Junho Vermelho: doar sangue é um gesto simples que salva vidas
Todos os dias, hospitais e serviços de saúde dependem da solidariedade de doadores para garantir o atendimento de pacientes que necessitam de transfusões sanguíneas. Acidentes, cirurgias, tratamentos oncológicos, transplantes e diversas outras situações exigem a disponibilidade de sangue nos hemocentros. Por isso, a campanha Junho Vermelho reforça a importância da doação e convida a comunidade a transformar um gesto simples em esperança para quem mais precisa.
Muitas vezes, a espera por um resultado de exame ou por um tratamento pode gerar ansiedade. Mas, para milhares de pessoas, a espera mais urgente é por uma bolsa de sangue. Uma única doação pode beneficiar até quatro pacientes, contribuindo diretamente para a recuperação e a manutenção da vida.
Apesar da importância desse gesto, ainda existem dúvidas e informações equivocadas que afastam potenciais doadores. A médica hematologista e hemoterapeuta Cheila Meincke Eickhoff, responsável técnica pela Agência Transfusional de Hemocomponentes do Hospital Unimed Noroeste/RS, esclarece alguns dos principais mitos sobre a doação de sangue.
Doar sangue afina ou engrossa o sangue?
Mito. A doação não altera a densidade nem a composição do sangue de forma permanente, ou seja, não afina nem engrossa o sangue. O organismo repõe rapidamente o volume coletado, mantendo seu funcionamento normal, sem prejuízos à saúde do doador.
Doar sangue é muito doloroso?
Mito. O procedimento é semelhante à coleta de um exame de sangue. O desconforto é mínimo e dura apenas alguns segundos, durante a punção venosa.

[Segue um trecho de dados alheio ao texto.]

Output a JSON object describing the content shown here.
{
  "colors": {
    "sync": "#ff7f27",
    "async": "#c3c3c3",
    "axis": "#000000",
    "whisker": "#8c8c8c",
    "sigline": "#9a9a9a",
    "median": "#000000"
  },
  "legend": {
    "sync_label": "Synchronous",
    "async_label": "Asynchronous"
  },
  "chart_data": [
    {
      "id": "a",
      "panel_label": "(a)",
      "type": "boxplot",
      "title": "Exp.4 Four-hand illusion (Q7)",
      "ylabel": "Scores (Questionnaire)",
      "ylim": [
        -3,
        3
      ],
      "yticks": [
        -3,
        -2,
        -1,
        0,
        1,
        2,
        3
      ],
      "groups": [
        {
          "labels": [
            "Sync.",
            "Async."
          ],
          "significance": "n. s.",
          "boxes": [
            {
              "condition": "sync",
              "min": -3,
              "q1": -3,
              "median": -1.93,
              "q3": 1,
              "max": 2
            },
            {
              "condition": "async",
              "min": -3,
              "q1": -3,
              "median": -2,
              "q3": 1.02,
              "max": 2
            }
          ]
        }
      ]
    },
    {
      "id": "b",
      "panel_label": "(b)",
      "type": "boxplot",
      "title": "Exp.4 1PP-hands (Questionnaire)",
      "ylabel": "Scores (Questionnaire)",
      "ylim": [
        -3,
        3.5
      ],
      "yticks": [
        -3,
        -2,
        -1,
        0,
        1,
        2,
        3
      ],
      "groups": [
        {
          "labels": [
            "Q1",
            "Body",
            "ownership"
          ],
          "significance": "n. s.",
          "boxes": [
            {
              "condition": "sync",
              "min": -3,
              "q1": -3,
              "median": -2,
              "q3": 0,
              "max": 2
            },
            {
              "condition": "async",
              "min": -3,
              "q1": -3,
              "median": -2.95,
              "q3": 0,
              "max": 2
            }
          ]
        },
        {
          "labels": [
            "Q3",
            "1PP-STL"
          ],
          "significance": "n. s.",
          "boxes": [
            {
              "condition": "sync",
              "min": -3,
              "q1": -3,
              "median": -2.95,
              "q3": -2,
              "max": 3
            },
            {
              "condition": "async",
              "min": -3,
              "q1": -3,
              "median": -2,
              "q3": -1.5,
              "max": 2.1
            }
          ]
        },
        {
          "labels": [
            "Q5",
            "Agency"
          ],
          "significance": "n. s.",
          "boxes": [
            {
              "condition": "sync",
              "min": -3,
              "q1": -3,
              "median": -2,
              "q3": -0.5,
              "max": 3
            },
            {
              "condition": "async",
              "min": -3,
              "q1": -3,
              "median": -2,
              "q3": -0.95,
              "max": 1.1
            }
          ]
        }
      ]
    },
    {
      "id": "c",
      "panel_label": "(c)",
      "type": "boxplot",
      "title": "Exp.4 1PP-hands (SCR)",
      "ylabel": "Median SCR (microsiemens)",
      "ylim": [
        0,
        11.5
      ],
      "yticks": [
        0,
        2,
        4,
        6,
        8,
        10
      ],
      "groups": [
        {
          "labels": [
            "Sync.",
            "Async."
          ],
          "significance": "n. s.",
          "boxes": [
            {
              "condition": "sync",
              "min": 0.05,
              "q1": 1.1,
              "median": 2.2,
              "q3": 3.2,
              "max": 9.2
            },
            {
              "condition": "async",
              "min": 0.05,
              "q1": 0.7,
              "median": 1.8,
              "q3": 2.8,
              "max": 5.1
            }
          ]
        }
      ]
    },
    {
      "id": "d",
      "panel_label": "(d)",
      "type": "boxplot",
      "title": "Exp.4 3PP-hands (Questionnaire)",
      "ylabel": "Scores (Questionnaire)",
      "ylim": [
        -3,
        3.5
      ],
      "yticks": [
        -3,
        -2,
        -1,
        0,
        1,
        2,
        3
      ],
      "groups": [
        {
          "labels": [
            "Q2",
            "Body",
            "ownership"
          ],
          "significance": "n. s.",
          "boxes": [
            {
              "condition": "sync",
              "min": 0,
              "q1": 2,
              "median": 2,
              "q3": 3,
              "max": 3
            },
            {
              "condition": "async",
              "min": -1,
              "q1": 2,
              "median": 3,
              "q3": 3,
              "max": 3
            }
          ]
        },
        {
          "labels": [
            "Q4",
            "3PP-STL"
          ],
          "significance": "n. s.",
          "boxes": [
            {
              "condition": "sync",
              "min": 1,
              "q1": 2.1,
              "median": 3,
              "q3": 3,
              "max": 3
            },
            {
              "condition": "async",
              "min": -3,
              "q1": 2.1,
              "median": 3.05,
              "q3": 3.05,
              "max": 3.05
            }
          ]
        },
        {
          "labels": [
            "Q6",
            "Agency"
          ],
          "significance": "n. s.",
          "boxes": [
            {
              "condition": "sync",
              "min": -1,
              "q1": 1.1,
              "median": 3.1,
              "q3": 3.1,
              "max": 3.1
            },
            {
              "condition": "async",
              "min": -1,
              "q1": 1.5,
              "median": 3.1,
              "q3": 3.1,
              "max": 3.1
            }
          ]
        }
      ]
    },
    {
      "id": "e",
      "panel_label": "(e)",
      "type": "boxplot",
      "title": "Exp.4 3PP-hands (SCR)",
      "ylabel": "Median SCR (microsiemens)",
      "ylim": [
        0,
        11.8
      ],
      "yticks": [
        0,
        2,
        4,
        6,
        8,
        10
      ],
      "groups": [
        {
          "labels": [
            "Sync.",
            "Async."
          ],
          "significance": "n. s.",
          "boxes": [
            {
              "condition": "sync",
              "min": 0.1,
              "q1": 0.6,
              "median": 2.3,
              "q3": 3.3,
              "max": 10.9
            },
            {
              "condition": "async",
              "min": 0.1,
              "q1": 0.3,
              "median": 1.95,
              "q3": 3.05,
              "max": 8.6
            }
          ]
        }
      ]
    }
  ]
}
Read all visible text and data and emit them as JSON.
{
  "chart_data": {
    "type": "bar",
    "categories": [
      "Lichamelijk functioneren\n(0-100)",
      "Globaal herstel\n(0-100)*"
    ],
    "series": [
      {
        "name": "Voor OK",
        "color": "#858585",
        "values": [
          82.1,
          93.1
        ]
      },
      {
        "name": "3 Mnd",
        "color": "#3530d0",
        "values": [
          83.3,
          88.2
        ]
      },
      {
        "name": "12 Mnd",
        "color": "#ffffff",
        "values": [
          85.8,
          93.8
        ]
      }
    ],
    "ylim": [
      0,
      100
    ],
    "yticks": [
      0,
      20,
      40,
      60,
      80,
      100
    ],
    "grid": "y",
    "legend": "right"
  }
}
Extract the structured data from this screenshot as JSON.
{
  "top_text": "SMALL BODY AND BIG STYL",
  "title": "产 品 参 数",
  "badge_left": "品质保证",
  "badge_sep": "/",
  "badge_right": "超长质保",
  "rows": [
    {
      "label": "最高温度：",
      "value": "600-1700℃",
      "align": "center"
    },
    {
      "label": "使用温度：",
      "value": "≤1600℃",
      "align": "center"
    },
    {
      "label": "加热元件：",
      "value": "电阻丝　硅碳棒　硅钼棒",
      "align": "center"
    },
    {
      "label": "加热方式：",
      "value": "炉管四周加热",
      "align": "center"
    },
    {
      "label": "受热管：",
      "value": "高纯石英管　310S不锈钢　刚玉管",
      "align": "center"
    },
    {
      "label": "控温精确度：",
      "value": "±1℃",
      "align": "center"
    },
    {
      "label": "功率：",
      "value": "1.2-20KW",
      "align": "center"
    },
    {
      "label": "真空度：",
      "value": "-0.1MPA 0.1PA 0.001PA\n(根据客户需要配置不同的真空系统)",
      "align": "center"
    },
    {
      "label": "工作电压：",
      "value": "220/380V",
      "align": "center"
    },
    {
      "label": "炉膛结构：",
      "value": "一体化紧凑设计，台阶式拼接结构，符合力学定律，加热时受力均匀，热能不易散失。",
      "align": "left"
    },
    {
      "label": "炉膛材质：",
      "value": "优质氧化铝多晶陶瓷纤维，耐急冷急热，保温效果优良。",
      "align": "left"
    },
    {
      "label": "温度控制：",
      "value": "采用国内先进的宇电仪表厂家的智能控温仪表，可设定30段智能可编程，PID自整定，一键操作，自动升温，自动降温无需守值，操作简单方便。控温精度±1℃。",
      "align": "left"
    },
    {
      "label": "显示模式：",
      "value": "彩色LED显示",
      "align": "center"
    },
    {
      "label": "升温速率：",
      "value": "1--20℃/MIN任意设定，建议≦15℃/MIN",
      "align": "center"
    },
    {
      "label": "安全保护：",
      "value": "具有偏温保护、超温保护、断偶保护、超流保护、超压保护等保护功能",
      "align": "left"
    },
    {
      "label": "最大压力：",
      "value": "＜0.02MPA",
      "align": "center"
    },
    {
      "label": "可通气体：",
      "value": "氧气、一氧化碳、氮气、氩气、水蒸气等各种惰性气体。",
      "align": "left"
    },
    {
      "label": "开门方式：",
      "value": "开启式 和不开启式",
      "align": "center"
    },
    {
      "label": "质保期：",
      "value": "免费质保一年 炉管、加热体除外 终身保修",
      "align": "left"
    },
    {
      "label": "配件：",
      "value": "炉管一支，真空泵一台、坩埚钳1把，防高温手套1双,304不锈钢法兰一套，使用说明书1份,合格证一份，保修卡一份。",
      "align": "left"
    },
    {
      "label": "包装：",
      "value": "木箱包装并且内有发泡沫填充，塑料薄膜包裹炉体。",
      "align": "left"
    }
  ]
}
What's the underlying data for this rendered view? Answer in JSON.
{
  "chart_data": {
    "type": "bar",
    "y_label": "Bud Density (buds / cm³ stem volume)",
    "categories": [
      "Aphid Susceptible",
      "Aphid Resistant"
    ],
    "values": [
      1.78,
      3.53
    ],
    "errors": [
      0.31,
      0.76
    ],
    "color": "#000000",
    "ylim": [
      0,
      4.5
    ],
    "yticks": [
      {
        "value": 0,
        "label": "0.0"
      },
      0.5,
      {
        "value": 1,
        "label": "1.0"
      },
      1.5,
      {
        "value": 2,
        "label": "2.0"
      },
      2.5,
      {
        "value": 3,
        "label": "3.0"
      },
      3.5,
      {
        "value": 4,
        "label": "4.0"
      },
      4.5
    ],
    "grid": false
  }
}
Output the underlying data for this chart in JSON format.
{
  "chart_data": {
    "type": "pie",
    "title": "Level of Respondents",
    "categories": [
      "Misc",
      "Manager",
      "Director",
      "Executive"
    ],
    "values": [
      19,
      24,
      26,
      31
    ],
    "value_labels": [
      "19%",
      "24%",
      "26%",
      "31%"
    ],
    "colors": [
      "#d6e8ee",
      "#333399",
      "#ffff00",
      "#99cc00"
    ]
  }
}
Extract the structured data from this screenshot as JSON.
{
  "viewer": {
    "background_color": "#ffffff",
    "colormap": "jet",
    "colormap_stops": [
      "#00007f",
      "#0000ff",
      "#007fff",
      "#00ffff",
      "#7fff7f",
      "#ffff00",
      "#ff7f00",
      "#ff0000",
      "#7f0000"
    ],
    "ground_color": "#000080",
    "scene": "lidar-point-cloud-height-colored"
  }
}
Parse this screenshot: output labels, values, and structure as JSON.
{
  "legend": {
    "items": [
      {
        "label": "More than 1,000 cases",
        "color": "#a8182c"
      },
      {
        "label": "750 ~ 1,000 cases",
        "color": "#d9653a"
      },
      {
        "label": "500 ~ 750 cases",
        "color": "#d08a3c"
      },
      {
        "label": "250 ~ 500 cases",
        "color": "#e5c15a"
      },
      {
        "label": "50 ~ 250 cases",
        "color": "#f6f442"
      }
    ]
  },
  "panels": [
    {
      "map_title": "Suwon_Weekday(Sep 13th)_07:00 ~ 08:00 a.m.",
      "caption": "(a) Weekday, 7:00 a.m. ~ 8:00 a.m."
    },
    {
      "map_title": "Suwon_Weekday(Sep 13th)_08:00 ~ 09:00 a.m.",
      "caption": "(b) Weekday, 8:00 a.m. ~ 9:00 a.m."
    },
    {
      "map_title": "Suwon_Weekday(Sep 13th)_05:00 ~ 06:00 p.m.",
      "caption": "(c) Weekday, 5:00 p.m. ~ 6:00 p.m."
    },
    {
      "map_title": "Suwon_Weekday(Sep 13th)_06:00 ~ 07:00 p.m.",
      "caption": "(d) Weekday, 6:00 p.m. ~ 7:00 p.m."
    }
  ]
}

Em poucos minutos, o doador realiza um gesto capaz de salvar vidas.
Quem tem tatuagem ou piercing não pode mais ser doador?
Mito. A restrição é temporária. Após o período estabelecido pelos protocolos de segurança, que pode variar de seis a 12 meses, conforme o procedimento realizado, a pessoa pode voltar a ser considerada apta para doar sangue.
Por que doar agora?
Durante os meses mais frios do ano, é comum ocorrer uma redução no número de doadores. As baixas temperaturas, as doenças respiratórias e a diminuição da circulação de pessoas contribuem para a queda nos estoques dos hemocentros. No entanto, a necessidade de sangue permanece constante. Por isso, manter os estoques abastecidos é uma responsabilidade compartilhada por toda a comunidade. Cada doação representa uma oportunidade de tratamento, recuperação e recomeço para quem enfrenta momentos difíceis.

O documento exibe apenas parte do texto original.